Une chercheuse française reçoit trois millions de dollars pour avoir découvert les neurones de l’instinct parental
AVANCÉE•Cette percée scientifique pourrait un jour permettre de mieux comprendre les rôles adoptés par les mammifères20 Minutes avec agences
La neurobiologiste française d’Harvard Catherine Dulac a reçu ce jeudi un prix scientifique américain doté de trois millions de dollars, le Breakthrough Prize, pour avoir découvert où se trouve l’instinct parental dans le cerveau de la souris. Une percée qui aidera peut-être un jour à mieux comprendre les rôles adoptés par les mammifères, dont les hommes et les femmes.

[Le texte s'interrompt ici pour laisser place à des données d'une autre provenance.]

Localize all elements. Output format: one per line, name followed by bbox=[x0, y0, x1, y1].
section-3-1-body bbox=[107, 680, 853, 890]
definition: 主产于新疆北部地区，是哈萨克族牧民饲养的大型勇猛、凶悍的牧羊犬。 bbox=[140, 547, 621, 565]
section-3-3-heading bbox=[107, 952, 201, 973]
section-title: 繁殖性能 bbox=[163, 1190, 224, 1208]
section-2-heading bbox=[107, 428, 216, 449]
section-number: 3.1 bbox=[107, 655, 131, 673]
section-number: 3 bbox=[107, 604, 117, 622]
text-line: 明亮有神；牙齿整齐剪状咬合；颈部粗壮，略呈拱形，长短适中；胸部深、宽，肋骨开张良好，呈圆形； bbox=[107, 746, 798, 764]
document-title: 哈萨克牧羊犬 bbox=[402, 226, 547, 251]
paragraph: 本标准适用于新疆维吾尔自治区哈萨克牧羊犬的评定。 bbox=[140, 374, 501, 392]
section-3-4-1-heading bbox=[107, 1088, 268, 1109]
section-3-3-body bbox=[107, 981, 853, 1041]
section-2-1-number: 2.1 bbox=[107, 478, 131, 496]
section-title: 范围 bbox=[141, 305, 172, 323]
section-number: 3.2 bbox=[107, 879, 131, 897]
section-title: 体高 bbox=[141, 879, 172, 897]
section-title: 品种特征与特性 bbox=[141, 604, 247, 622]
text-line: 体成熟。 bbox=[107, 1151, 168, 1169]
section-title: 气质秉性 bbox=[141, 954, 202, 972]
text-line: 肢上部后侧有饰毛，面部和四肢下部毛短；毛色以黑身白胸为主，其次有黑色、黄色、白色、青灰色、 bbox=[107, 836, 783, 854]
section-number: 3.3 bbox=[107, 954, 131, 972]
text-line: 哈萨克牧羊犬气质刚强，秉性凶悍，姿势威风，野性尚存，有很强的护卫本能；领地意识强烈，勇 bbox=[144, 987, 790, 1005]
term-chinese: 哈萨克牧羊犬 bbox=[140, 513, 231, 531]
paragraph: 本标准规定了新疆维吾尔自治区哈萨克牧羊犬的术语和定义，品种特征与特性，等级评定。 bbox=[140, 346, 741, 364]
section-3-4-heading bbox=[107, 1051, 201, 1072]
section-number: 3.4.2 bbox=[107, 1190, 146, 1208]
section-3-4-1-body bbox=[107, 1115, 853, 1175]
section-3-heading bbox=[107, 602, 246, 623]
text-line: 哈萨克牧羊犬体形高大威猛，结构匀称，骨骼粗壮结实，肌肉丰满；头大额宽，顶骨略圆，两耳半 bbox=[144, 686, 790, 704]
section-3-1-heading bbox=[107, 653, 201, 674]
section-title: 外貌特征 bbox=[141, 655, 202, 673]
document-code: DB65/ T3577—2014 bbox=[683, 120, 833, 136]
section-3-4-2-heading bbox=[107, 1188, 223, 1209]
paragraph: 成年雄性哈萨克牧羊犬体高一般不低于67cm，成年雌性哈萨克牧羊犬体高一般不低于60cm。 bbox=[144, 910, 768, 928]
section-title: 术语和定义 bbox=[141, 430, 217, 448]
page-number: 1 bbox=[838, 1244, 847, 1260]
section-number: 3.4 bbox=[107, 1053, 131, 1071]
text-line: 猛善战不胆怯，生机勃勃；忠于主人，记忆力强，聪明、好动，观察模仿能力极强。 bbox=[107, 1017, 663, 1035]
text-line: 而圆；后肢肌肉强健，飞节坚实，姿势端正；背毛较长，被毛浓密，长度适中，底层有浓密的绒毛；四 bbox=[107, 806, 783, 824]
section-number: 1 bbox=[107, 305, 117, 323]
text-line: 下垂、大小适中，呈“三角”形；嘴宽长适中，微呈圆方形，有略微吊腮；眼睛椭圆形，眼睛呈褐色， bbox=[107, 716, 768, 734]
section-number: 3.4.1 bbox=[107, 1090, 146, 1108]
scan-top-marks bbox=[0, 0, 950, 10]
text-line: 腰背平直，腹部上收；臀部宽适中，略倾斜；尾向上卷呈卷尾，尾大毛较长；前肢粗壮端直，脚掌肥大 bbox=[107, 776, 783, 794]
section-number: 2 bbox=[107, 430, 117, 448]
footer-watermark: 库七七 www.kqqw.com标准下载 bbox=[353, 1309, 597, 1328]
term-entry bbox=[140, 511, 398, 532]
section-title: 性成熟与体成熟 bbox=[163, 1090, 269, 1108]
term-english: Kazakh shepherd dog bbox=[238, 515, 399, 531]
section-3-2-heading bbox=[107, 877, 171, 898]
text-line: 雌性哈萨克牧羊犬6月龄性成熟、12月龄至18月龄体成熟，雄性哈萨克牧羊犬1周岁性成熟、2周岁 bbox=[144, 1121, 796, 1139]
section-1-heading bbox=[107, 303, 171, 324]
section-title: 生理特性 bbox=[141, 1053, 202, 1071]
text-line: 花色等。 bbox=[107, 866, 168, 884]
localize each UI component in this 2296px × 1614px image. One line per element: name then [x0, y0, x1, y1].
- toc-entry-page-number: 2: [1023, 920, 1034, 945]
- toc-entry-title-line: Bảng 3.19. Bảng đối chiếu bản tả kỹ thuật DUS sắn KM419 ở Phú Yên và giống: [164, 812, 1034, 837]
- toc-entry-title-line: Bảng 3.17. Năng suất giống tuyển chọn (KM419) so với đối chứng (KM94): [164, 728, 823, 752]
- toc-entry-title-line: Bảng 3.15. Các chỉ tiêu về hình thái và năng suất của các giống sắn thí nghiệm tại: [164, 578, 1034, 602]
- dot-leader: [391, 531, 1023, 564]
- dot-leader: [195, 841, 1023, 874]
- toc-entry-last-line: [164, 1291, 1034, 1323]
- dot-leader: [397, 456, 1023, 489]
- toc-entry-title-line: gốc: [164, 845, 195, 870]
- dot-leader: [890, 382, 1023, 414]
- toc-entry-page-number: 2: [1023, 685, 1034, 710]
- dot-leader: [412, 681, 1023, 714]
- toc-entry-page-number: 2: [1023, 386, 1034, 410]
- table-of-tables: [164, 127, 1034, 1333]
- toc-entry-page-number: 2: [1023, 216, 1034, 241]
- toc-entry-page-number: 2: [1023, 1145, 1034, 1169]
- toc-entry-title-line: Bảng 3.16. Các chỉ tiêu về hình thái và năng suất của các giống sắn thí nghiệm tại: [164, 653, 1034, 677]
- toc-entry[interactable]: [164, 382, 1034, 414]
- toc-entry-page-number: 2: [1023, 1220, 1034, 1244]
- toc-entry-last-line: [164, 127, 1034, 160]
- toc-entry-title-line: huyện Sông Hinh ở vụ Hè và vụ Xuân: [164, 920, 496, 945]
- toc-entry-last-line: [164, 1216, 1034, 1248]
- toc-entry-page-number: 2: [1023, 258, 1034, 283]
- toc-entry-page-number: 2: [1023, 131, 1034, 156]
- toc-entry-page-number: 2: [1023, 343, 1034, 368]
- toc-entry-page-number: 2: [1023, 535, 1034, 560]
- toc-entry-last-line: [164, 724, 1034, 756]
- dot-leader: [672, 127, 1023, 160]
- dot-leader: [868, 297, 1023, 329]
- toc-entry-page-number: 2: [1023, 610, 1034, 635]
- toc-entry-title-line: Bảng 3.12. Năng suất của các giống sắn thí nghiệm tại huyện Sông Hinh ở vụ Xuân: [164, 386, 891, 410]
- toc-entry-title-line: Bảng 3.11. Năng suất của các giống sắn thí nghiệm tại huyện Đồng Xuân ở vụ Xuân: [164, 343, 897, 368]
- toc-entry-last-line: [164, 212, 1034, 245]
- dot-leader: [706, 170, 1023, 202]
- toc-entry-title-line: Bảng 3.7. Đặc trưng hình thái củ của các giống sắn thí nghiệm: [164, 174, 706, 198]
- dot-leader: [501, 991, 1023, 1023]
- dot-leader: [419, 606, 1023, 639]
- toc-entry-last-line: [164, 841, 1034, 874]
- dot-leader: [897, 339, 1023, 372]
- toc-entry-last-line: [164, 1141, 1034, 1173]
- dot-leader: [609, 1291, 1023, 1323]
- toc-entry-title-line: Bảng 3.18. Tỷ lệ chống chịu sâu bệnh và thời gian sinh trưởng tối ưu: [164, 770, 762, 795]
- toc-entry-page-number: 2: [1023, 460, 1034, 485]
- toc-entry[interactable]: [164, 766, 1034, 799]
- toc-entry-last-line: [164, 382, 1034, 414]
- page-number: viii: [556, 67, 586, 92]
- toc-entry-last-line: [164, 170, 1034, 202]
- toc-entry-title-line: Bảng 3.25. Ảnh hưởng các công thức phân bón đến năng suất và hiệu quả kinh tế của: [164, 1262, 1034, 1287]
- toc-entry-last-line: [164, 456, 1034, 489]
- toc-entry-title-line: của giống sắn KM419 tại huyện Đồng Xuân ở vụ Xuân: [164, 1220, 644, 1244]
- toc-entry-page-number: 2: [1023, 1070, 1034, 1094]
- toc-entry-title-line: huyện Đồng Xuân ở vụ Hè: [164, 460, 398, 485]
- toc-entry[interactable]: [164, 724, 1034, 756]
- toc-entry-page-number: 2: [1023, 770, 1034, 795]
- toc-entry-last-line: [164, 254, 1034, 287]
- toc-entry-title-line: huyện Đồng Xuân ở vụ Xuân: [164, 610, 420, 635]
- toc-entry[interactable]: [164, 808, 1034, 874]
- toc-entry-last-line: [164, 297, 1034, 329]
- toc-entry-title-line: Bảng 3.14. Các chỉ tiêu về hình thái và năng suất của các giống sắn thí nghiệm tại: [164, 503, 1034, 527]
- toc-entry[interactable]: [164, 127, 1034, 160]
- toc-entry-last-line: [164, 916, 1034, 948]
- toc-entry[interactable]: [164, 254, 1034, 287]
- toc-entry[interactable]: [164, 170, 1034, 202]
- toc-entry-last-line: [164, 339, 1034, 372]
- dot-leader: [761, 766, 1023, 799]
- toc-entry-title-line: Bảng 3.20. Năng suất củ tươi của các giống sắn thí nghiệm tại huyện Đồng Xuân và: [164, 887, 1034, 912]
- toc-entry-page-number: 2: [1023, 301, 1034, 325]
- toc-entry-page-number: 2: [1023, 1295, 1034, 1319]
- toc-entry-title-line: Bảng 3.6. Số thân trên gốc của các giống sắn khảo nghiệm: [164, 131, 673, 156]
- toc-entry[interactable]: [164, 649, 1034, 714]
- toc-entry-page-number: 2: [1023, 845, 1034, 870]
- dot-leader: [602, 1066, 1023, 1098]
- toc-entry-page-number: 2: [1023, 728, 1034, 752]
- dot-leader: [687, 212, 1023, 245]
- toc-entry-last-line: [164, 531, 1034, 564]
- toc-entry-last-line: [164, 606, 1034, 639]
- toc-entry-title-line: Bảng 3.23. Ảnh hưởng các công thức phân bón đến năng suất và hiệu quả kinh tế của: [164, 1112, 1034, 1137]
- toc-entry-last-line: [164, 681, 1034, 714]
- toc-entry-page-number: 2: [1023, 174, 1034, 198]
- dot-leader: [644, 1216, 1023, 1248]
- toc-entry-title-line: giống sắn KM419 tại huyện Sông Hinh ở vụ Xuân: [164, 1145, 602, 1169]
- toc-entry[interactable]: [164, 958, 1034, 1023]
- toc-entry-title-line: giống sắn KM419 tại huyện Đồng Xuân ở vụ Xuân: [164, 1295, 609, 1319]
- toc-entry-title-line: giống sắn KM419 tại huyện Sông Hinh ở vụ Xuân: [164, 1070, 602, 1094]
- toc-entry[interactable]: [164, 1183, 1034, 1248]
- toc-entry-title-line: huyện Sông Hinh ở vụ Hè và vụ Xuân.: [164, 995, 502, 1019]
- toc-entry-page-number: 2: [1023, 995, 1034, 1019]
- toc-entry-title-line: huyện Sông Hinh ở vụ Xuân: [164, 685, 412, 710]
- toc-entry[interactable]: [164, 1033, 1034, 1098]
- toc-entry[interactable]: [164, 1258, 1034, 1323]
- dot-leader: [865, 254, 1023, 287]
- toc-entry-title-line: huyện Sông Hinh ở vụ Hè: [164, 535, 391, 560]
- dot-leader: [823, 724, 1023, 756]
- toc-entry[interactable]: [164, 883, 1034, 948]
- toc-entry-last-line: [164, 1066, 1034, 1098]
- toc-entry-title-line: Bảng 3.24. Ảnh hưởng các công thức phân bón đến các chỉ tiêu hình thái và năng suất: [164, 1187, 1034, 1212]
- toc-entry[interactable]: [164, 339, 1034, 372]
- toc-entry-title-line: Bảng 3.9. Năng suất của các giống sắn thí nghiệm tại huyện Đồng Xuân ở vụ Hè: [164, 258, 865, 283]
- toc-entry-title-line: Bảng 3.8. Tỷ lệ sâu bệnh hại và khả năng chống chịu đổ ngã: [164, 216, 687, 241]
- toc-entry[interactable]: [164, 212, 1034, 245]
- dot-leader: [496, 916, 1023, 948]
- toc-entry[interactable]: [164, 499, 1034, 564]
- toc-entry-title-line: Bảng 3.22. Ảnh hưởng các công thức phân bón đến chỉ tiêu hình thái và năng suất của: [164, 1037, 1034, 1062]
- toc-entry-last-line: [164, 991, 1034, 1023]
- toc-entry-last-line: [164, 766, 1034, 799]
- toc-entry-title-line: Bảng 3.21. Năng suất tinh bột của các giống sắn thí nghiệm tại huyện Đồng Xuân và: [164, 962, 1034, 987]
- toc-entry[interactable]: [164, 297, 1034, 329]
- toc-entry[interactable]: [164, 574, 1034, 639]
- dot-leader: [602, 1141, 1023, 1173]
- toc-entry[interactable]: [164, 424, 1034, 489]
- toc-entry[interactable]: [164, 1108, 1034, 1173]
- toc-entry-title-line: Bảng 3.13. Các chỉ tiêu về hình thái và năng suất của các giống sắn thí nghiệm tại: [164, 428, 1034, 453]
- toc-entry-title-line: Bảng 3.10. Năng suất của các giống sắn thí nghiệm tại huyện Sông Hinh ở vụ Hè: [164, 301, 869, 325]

Les lauréats 2021 du riche prix créé par des entrepreneurs de la Silicon Valley ont été annoncés ce jeudi. Six autres scientifiques ont été récompensés en sciences de la vie, physique fondamentale et mathématiques, et recevront trois millions de dollars chacun pour des travaux considérés comme des « percées ». La somme est le triple de celle du prix Nobel.
Un instinct différent entre mâle et femelle
Catherine Dulac est professeure et directrice de laboratoire à Harvard et à l’institut médical Howard Hughes. Elle a été récompensée pour avoir identifié les circuits de neurones du cerveau qui, instinctivement, dictent à une souris femelle de généralement prendre soin des souriceaux, et au mâle de les attaquer, selon les circonstances. Sa contribution majeure est d’avoir montré que mâles et femelles ont chacun en eux les circuits comportementaux des deux sexes : la différence est que leurs hormones activent l’un ou l’autre des circuits, comme un interrupteur. Parfois, c’est l’autre circuit qui s’active, conduisant par exemple une mère stressée à tuer ses petits ou, encore plus spectaculaire, un mâle à s’occuper de sa progéniture lorsqu’il devient père.
« On pense que ce qu’on a trouvé peut s’étendre à d’autres espèces » dont les humains, a déclaré Catherine Dulac, 57 ans, installée depuis 25 ans aux Etats-Unis. « Il y a un instinct, et l’instinct, c’est justement le fonctionnement de ces neurones, qui sont – je parie - dans le cerveau de tous les mammifères et disent à l’animal, quand il y a des signaux sur la présence de nouveau-nés : "Tu dois t’en occuper" », poursuit la scientifique.
Questions transgenres
Ces travaux de recherche fondamentale, bien que limités à la souris, intéressent évidemment tous ceux qui travaillent sur les questions transgenres. « En chacun, le câblage masculin et féminin existe », explique la scientifique. Familles ou alliés de personnes transgenres l’interpellent régulièrement pour la remercier : « Je suis une scientifique, je regarde les données, je suis neutre. »
Quant à l’argent du prix, elle confie qu’elle en donnera une partie à des causes liées à la santé et l’éducation des femmes et populations défavorisées. Originaire de Montpellier, passée par Normale Sup, elle était partie aux Etats-Unis après son doctorat avec la ferme intention de revenir ensuite en France. Catherine Dulac a finalement choisi Harvard et fait sa vie là-bas, obtenant la double nationalité. Elle estime que les Etats-Unis ont des années d’avance sur la France pour promouvoir activement l’égalité hommes-femmes.